U.K. Prime Minister David Cameron backed away from his pledge yesterday to force gas and electricity suppliers to charge customers the lowest possible prices, after warnings the move might kill competition.
“We’re going to use the forthcoming legislation -- the Energy Bill coming up this year -- so that we make sure, we ensure, that consumers get the lowest tariffs,” Cameron told reporters in Brussels today. Yesterday, in an off-the-cuff remark in Parliament, he said the government would legislate so energy companies “have to give the lowest tariff.”
Cameron’s spokeswoman, Vickie Sheriff, told reporters in London the legislation may include imposing a duty on companies to inform customers of lower tariffs. Earlier today, Energy Minister John Hayes had told lawmakers the legislation would “help energy customers get the best deal.”
The prime minister’s original announcement was an attempt to respond to public anger after energy providers including Centrica Plc and RWE Npower Plc announced price rises to take effect as winter approaches. Analysts at Deutsche Bank AG published a note earlier today suggesting his plan might be a step toward ending retail competition. The Federation of Small Businesses said it might lead to price-fixing.
Hayes, a member of Cameron’s Conservative Party, was summoned to Parliament this morning to answer an urgent question from the opposition Labour Party on the policy, which the prime minister, to the surprise of aides, set out during his weekly questions session.
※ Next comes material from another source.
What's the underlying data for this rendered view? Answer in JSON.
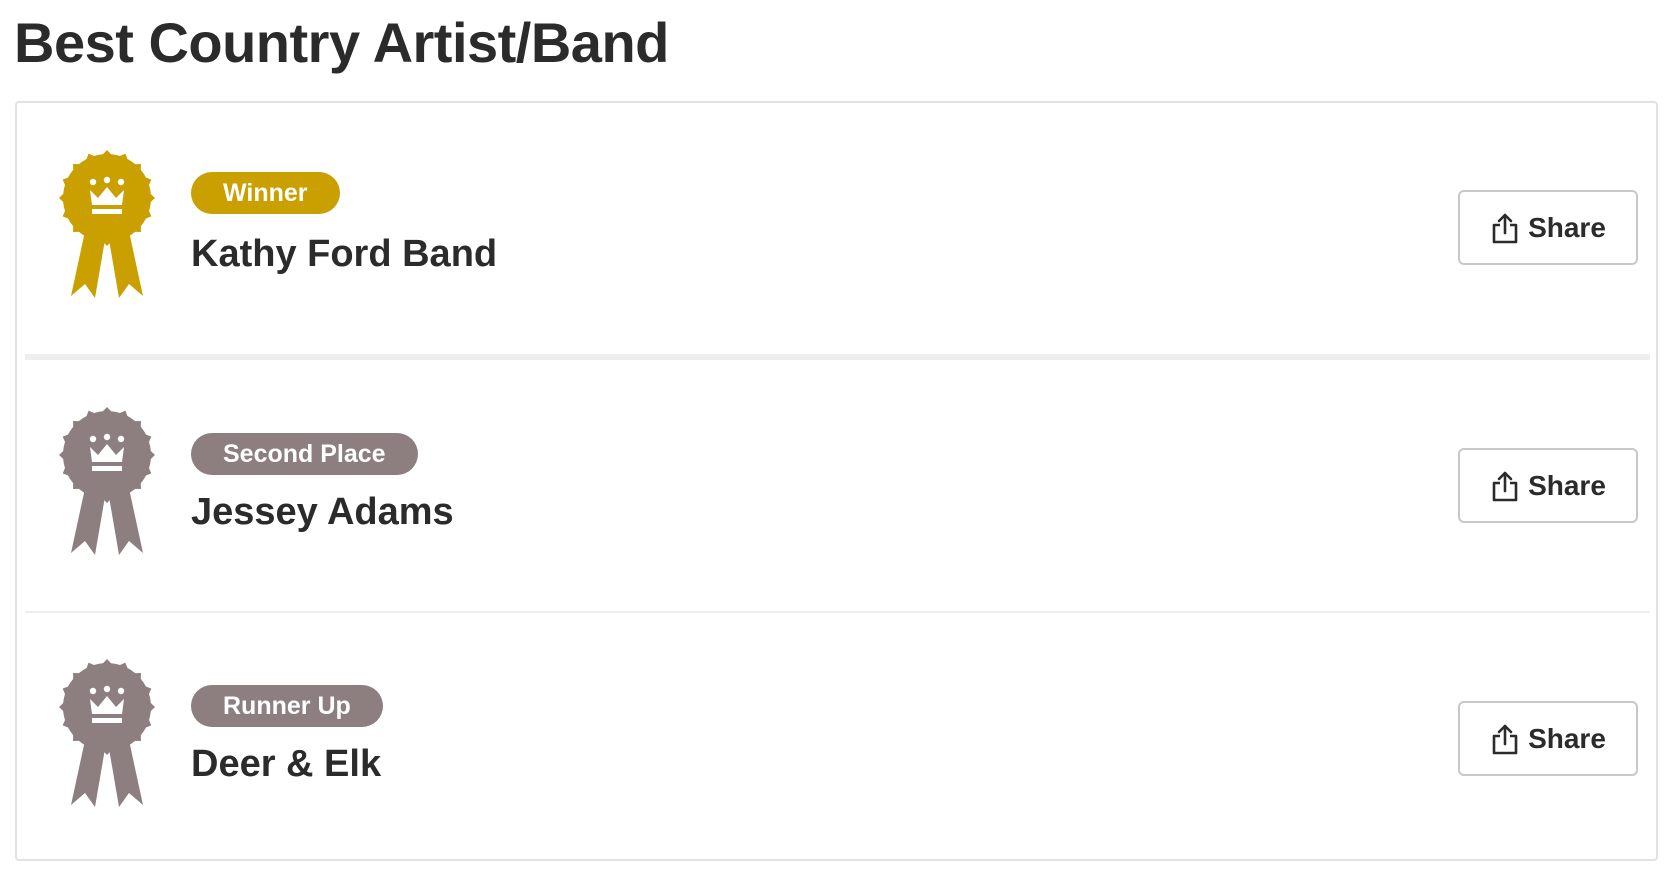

The energy minister said he’ll discuss it with gas and electricity companies “as a matter of urgency.”
Hayes’s boss, Energy Secretary Ed Davey from Cameron’s Liberal Democrat coalition partners, was meanwhile speaking elsewhere in London about encouraging customers to switch suppliers to find the best deal.
“Was the prime minister making it up as he went along?” Caroline Flint, Labour’s energy spokeswoman, asked Hayes. “For the government to spend a day pretending they have a policy they have no intention of implementing is no way to run the country.”
Hayes said a number of options are being considered, including a voluntary agreement with the industry, as part of the Energy Bill.
Asked what he expected the effect of the bill would be on tariffs, Hayes said he expected “considerably fewer than there are now.”
Talking to reporters at a meeting organized by the Confederation of British Industry, Davey sidestepped questions calling for detail about Cameron’s proposals.
“We’ve been in discussion within the department and across government about other measures we can take in the energy bill and we’ll be detailing those in the next few weeks,” Davey said. “I do think we need to strengthen the competition in retail energy markets and wholesale energy markets, and I think that is what the prime minister was talking about.”
Cameron’s office said later that one option being looked at is for customers who are on a variable tariff and pay by direct debit to be informed by their provider that they are going to be automatically switched to the lowest appropriate tariff. Customers would be able to opt out if they want to.
Davey also said officials are looking into how to improve switching arrangements when customers want to change supplier, building on an agreement he and Deputy Prime Minister Nick Clegg reached with companies in April.
The Deutsche Bank note highlighted a statement by price-comparison website uSwitch that Cameron’s planned move “would effectively kill competition by removing any point in switching.”
Should the rate at which customers switch fall, “even where there are some price differentials between suppliers, it may become an accepted view that competition in itself will not regulate prices and profits,” London-based analysts Martin Brough and James Brand wrote. “The pressure for an explicit residual price cap or regulation of profits may then rise.”
FSB Chairman John Walker said in a statement on the organization’s website that “there is a very real risk that forcing energy companies to put customers on the cheapest tariff could lead to price fixing and erode what little competition there is in the market.”
The draft Energy Bill, published earlier this year, focused on creating incentives for generating companies to replace and increase capacity, and didn’t contain Cameron’s proposal. Davey said today it’ll include rules that nuclear and renewable-energy developers say they need to fund new power plants in an effort to unlock investment for more electricity generation.
The energy secretary said he will publish the bill within the next month, allowing lawmakers to vote in Parliament before their Christmas recess. It will include a “capacity market” ensuring utilities are compensated for maintaining extra supplies and “contracts for difference” that benefit nuclear providers.